この国の宿は一階が食事処で、二階が客室になっているようだ。
一階では大勢の客が飲み食いをしている。
忙しそうに働く店主のそばまで行った。
声をかける。
「泊まれるか?」
「銀貨五枚」
一泊の値段は、トウエイと変わらないらしい。
「ついでだから、食事もしたい」
「別料金。その辺のテーブルに座りな」
店主が奥のテーブルを指さす。
素直に、そこに座った。
しばらく待つと給仕がやって来る。
「え?」
目を疑った。
透き通った青い瞳と流れるようなきれいな金髪。
それは、昼間に会ったあの美しい給仕にそっくりだった。
「別の食堂にもいなかったか?」
間違いない、と思ったが。
「なんのことでしょう?」
こんなことを言う。
「ひょっとして、あっちの町に姉か妹でもいる?」
「わたしはひとりっこ」
小さな声でぼそりと言う。
この話し方は、昼に会った給仕そのものだ。
「おすすめを聞きたい」
「貝類のオイル焼きがおいしいです」
「昼に食った魚もよかった。
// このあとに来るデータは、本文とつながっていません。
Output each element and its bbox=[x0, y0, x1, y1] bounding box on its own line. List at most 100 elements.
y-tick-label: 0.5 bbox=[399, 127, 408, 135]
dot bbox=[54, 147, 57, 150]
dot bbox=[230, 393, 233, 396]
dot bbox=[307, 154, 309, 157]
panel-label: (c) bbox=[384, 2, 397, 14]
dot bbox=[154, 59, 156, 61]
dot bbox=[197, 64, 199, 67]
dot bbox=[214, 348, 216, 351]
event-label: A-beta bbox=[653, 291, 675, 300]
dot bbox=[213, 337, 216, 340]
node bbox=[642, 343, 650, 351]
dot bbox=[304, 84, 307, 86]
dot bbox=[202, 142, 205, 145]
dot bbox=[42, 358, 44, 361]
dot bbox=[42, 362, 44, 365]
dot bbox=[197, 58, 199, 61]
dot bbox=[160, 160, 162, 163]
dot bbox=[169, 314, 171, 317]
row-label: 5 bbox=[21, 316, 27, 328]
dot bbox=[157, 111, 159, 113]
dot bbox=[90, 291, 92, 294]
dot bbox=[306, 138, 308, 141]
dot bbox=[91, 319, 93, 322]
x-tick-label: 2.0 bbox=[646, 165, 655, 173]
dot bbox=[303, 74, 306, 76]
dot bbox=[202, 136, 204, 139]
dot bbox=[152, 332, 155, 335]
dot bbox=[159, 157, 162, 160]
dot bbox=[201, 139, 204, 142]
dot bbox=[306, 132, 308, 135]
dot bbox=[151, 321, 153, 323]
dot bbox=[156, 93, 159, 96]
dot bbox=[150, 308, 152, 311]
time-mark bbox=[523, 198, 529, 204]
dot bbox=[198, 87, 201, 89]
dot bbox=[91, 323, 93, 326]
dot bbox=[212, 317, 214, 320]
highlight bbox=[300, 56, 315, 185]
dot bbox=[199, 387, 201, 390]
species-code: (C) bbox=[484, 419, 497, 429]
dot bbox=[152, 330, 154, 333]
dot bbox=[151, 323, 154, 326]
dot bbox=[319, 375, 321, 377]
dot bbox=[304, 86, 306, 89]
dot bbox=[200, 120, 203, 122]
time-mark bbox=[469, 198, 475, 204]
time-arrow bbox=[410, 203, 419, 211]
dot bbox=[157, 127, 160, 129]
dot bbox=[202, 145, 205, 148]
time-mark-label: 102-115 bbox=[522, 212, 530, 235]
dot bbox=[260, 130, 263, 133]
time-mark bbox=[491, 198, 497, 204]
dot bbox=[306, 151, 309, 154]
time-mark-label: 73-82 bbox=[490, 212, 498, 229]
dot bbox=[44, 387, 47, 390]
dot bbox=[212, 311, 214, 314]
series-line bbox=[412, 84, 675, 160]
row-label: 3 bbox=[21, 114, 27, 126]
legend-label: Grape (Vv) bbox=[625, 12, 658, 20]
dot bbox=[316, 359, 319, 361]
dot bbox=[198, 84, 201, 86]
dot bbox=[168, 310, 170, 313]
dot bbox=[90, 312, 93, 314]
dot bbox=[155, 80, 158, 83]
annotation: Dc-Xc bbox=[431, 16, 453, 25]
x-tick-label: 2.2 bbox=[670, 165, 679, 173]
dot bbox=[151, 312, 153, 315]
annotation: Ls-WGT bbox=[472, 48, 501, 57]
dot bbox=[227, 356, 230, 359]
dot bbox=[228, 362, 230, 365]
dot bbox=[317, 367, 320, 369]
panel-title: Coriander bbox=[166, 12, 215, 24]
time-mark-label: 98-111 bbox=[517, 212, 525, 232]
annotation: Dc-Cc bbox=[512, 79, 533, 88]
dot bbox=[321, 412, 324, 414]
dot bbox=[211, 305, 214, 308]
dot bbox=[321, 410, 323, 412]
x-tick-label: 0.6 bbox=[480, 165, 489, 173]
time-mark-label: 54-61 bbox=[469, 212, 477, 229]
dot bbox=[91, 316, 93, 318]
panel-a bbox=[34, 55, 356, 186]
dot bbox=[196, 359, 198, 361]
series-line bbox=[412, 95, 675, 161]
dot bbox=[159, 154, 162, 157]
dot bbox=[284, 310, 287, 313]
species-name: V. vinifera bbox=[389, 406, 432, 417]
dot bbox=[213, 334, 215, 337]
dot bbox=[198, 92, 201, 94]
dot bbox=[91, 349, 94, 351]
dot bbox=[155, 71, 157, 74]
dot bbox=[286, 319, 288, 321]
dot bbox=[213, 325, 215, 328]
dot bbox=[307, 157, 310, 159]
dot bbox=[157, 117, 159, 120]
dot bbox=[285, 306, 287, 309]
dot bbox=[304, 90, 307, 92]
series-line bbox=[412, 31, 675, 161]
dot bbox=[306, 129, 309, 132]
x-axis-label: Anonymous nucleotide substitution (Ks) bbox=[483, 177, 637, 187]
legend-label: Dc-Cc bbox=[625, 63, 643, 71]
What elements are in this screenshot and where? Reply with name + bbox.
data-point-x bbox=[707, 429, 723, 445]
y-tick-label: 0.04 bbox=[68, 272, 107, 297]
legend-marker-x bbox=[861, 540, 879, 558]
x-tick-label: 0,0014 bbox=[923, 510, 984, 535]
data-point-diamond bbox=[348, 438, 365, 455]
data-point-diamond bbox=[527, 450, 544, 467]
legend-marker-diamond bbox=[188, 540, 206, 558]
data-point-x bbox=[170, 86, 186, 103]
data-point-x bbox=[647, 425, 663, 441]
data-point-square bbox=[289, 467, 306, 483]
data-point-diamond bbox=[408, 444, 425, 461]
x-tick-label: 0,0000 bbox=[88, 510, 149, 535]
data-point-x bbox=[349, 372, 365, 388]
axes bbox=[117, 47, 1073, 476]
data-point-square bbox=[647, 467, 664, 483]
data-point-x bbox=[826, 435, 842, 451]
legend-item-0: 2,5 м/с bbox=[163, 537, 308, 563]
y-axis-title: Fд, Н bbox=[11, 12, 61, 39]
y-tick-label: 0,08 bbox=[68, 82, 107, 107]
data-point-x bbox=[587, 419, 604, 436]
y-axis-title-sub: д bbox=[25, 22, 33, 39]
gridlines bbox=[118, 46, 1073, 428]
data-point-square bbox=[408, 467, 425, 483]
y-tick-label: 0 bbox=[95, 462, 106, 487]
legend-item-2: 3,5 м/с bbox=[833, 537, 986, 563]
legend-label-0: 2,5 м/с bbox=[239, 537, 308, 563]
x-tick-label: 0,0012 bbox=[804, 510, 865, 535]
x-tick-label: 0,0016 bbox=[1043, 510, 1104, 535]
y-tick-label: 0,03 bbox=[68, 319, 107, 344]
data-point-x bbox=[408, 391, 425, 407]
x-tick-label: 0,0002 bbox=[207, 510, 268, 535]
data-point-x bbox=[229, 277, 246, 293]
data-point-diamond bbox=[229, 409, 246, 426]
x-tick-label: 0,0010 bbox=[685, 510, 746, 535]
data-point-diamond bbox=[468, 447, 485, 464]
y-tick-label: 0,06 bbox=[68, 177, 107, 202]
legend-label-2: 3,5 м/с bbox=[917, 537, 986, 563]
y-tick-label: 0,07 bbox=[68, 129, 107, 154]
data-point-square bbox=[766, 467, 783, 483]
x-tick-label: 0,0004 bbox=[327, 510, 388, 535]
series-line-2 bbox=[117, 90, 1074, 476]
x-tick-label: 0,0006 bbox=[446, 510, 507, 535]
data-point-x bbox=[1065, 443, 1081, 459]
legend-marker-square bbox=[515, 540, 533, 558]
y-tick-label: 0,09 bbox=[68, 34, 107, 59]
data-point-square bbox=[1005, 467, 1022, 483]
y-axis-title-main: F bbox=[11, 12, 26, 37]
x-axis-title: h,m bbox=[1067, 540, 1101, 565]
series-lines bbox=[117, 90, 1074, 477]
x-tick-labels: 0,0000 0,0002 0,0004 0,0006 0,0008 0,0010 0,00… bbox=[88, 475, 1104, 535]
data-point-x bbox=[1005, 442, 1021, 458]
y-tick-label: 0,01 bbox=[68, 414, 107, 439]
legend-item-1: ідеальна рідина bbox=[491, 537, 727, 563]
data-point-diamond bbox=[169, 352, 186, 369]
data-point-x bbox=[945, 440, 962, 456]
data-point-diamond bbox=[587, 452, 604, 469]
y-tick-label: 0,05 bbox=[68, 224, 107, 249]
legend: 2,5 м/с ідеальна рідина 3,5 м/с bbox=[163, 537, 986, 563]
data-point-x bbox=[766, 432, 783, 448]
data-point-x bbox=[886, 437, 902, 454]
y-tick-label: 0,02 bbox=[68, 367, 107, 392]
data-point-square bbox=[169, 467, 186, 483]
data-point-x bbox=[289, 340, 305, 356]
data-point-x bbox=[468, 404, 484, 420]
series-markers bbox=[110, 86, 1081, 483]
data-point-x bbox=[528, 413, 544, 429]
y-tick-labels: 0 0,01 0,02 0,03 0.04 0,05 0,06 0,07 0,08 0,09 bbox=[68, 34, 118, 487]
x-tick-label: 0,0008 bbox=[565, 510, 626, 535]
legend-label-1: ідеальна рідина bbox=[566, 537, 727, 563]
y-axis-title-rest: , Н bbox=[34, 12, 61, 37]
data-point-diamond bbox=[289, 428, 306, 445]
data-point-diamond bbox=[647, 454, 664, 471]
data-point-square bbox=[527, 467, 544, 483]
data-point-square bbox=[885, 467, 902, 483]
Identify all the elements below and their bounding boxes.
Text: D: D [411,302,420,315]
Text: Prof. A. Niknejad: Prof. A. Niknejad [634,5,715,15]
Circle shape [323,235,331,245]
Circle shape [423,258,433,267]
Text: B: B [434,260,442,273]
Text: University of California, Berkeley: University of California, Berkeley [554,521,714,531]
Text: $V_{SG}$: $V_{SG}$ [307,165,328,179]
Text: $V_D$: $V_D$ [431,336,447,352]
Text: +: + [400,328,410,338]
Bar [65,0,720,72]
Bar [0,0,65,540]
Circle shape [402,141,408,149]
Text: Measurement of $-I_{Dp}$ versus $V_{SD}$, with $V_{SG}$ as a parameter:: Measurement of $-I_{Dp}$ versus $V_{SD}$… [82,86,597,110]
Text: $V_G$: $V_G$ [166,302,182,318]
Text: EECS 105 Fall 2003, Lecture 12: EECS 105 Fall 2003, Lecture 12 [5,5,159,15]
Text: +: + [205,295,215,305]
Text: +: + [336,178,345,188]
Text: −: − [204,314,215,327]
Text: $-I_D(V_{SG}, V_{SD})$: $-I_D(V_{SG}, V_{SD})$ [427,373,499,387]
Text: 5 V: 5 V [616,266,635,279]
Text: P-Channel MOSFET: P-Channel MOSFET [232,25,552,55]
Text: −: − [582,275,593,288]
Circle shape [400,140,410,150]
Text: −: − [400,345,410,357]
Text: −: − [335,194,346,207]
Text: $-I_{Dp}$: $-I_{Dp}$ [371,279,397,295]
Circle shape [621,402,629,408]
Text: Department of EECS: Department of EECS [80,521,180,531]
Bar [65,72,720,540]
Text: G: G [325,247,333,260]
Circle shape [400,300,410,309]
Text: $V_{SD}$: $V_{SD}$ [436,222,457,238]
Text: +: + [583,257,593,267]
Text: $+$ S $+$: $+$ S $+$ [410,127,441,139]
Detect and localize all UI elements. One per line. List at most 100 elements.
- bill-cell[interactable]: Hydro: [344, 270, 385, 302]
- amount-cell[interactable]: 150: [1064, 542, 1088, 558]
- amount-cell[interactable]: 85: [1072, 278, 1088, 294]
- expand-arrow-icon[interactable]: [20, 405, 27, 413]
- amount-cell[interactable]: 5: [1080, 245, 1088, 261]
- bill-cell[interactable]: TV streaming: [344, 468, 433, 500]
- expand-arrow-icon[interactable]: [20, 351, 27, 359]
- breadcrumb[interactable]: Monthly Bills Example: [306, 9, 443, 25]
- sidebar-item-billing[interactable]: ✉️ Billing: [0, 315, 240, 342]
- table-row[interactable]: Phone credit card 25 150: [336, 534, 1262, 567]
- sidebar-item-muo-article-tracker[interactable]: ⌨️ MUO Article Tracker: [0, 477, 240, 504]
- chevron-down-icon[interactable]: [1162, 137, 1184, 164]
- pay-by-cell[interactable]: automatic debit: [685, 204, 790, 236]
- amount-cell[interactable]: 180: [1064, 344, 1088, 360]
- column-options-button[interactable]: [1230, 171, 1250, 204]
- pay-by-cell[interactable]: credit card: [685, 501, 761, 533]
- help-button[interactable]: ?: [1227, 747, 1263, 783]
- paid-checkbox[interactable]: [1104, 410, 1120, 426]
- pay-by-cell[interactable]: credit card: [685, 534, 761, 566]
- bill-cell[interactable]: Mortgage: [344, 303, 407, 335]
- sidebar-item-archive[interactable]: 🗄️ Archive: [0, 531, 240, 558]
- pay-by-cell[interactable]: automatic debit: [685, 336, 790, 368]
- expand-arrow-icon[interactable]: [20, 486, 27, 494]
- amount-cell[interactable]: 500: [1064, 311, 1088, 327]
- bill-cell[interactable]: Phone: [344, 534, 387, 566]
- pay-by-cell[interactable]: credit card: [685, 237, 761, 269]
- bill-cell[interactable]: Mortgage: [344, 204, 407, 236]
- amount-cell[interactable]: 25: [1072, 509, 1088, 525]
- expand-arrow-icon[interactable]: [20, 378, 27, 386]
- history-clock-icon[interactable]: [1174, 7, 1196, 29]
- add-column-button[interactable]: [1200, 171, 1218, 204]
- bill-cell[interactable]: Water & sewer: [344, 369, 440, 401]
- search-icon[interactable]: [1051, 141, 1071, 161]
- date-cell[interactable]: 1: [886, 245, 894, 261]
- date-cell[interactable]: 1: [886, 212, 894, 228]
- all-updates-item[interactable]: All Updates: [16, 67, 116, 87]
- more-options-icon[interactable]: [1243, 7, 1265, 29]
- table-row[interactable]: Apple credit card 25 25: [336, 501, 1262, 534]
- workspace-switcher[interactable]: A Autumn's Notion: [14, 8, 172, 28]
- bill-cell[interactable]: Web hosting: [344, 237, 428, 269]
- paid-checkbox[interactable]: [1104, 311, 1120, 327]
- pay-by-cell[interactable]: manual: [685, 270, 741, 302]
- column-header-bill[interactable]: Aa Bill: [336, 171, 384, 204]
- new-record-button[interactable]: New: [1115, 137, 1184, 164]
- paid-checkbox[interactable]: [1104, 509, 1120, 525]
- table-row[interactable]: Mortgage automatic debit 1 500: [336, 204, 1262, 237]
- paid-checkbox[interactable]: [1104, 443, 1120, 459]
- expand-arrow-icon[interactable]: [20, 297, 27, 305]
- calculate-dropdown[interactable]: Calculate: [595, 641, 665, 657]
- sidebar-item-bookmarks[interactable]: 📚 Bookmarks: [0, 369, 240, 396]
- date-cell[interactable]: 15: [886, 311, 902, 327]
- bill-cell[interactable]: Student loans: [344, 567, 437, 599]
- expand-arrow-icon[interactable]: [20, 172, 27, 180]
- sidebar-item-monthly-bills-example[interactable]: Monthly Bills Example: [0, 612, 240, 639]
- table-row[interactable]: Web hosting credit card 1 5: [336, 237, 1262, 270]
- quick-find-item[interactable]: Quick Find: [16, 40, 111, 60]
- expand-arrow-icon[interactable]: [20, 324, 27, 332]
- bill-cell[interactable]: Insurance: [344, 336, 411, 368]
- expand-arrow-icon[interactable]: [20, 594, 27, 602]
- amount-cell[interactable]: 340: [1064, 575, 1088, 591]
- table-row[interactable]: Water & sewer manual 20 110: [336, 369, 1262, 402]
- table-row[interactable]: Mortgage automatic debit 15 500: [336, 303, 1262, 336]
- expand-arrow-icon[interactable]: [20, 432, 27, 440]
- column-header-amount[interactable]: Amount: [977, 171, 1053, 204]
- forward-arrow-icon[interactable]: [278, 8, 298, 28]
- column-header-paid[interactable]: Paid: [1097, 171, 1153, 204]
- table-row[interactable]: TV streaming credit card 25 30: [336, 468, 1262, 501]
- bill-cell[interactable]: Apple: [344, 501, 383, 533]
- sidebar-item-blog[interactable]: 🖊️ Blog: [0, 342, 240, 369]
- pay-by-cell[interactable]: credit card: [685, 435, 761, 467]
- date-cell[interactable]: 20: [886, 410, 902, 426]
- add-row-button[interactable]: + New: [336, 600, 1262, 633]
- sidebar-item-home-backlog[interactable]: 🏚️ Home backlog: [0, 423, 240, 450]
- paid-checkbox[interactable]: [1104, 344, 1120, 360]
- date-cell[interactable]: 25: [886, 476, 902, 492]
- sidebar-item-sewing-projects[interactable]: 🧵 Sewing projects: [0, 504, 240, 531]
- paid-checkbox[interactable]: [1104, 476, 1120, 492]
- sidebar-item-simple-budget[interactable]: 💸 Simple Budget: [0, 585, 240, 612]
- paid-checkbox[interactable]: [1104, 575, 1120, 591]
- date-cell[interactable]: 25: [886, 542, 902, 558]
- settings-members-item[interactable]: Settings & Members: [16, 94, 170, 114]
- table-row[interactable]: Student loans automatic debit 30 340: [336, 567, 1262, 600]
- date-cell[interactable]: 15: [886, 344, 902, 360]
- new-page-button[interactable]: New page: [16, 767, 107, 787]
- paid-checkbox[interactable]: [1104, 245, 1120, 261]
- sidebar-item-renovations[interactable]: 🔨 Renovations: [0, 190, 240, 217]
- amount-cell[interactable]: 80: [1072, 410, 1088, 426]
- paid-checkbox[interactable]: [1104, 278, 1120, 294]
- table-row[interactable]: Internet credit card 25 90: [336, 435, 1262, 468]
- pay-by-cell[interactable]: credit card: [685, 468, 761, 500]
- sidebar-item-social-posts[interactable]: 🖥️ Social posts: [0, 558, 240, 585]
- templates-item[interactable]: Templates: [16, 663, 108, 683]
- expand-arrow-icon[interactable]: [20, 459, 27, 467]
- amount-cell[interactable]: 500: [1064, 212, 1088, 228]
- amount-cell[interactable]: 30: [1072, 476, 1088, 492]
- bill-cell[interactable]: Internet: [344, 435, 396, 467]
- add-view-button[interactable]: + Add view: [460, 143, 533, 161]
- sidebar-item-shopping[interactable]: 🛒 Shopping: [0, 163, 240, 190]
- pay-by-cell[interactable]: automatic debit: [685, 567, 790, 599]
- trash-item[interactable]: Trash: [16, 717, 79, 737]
なんて名前の魚だっけ?」
「ブルーサーディンで、す……」
給仕は、ハッとして口をつぐんだ。
「おい」
「なんでしょう」
「下手か!」
「失礼な」
「なぜ、正体を隠す」
「なんのことやら」
じっと、目を見つめる。
さっと、そらされる。
この女!
「もういい。その、オイル焼きを持ってきてくれ」
「かしこまり」
焦っていたのか。
変な返事をして、そそくさと逃げてった。
あの給仕が料理を持ってきたので、さっそく食事を開始する。
怪しい人間が持ってきたので、警戒する。
ひょっとして毒でも入っているかもしれない。
時間を空けてちょっとずつ口に運んだ。
結論から言えば、大丈夫だった。
なにか盛られてはないようだ。
ちなみに貝のオイル焼きは、あんまり美味くなかった。
食べ終わった後、テーブルでのんびりする。
ふいに店の外から「お兄ぃぃぃ」と犬の遠吠えのような声が聞こえてきた。
「あいつ! しつこすぎる!」
慌てて、借りた部屋に入って、寝台に潜り込んだ。
「今日はいろいろあったな」
頼まれ仕事で、魔物と戦った。
うっすらと血のにじむ手のひらを見て、今日のことを思い返した。